Syndrome de mauriac chez l’enfant

Le syndrome de Mauriac (SM) ou glycogénose hépatique (GH) d’origine diabétique est une entité clinique caractérisée par l’accumulation excessive de glycogène dans les hépatocytes chez les enfants ayant un diabète de type 1 mal équilibré sous insuline [1]. Le SM, décrit pour la première par Pierre Mauriac en 1930, associe typiquement sur le plan clinique une hépatomégalie homogène non stéatosique, un retard de croissance staturopondérale, un retard pubertaire et un morphotype cushingoïde. Sur le plan para-clinique le SM comporte une perturbation du bilan hépatique (élévations des transaminases et des gamma-glutamyl transférase) [2,3]. La physiopathologie de cette entité reste imparfaitement connue. Elle semble liée à des fluctuations récurrentes du taux de la glycémie avec des hyperglycémies, hypoglycémies et hyperinsulinismes [4,5]. Les aspects épidémiologiques du syndrome de Mauriac sont mal élucidés, en effet, l’incidence et la prévalence réelles du SM sont inconnues. La prise en charge du SM repose essentiellement sur l’équilibration du diabète avec des doses minimales d’insuline. L’évolution du SM est favorable, en effet l’hépatomégalie, la perturbation du bilan hépatique et les anomalies histologiques régressent après la correction de l’hyperglycémie. Le pronostic de cette entité est généralement bon. Le diabète de type 1 (DT1) mal équilibré chez l’enfant constitue un une préoccupation importante dans les pays en voie de développement et notamment au Sénégal. La prise en charge du DT1 chez l’enfant au Sénégal est difficile du faite des moyens limités et un accès difficile à l’insulinothérapie ce qui expose les enfants aux complications du diabète à court, moyen et long terme [6].

PATIENT ET METHODE 

Cadre d’étude

Notre étude s’est déroulée au service de pédiatrie du Centre Hospitalier Abass NDAO (CHAN) de Dakar. Le service de pédiatrie du CHAN est constitué des unités suivantes :
● Unité d’accueil et des urgences.
● Unité d’hospitalisation des nourrissons et des grands enfants.
● Unité de néonatologie
● Unité de consultation d’endocrinologie pédiatrique .
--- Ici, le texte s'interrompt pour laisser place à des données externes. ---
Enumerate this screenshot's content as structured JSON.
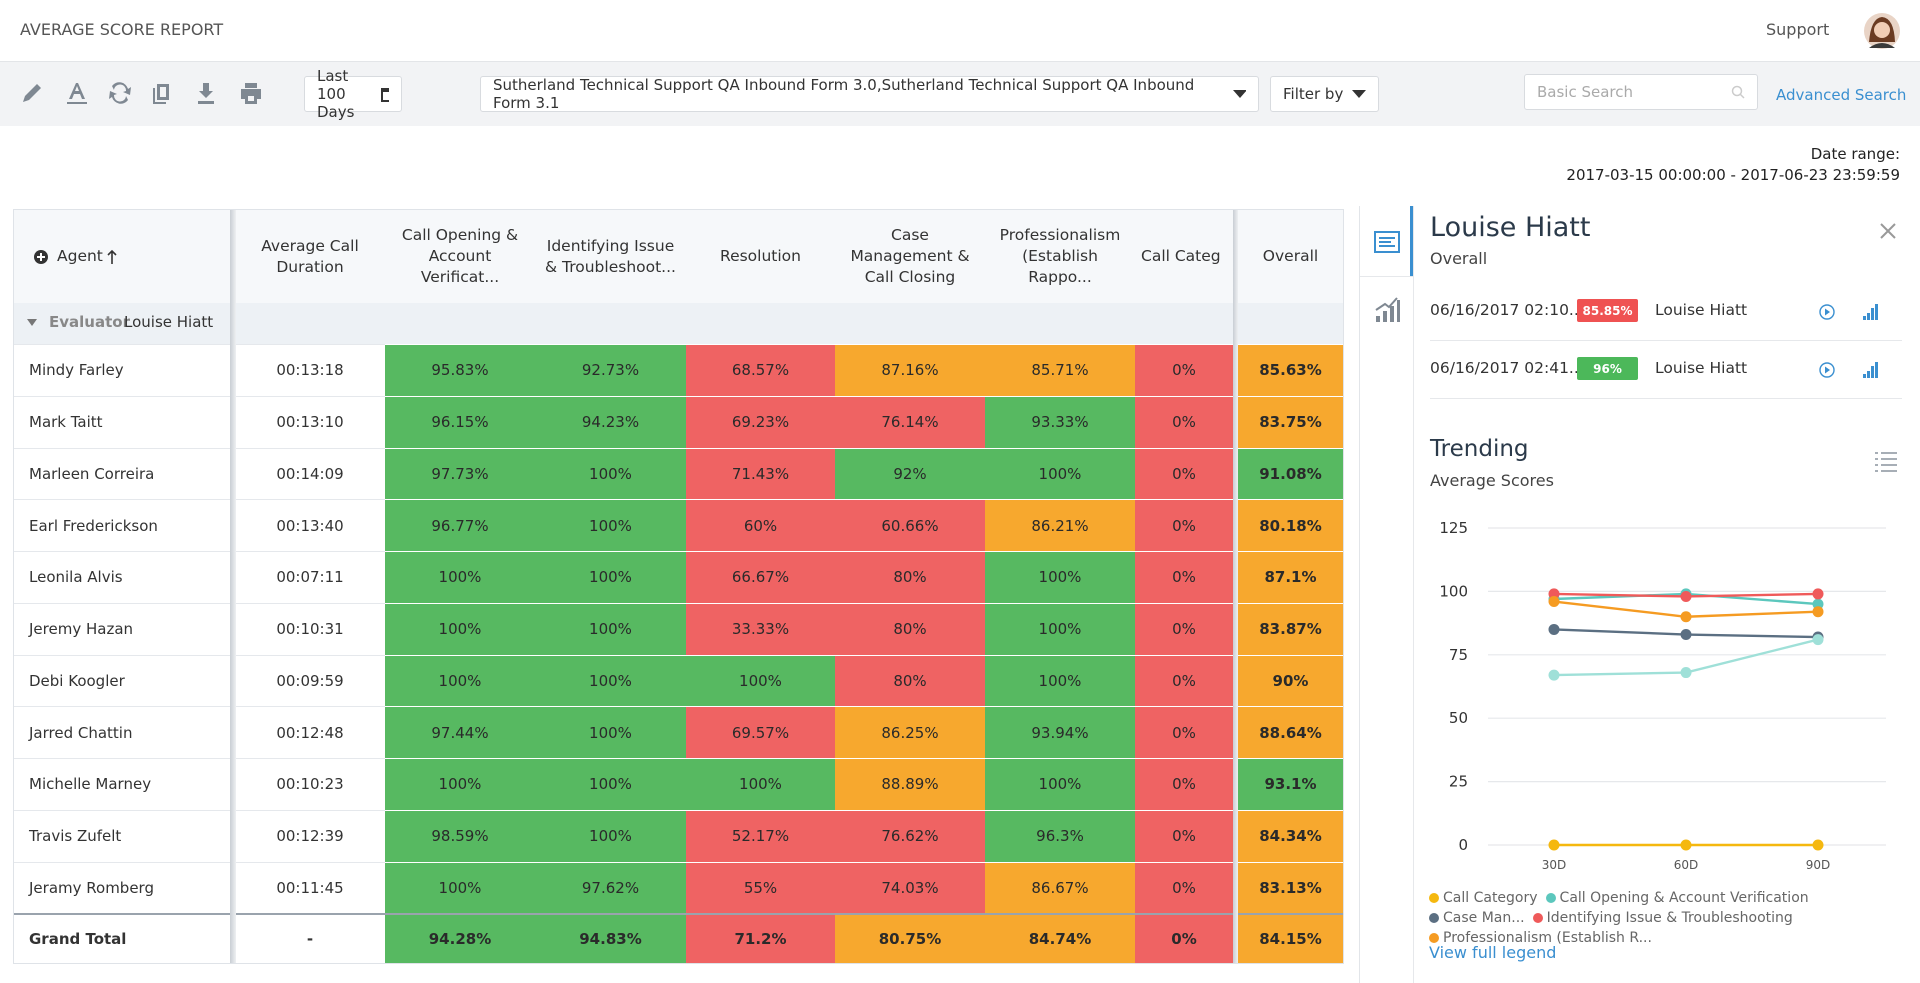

L’équipe soignante est composée de pédiatres universitaires, pédiatres praticiens, et personnel paramédical.

Type et période d’étude
Il s’agit d’une étude rétrospective et descriptive à propos d’un cas de syndrome de Mauriac colligé dans le service de Pédiatrie du CHAN durant l’année 2019.

Population d’étude
L’étude a concerné une patiente porteuse d’un diabète de type 1 âgée de 12 ans suivie dans le service de pédiatrie du CHAN. Le diagnostic du syndrome de Mauriac reposait sur une suspicion clinique (hépatomégalie, retard de croissance et retard pubertaire) et paraclinique (bilan biologique, échographie abdominale).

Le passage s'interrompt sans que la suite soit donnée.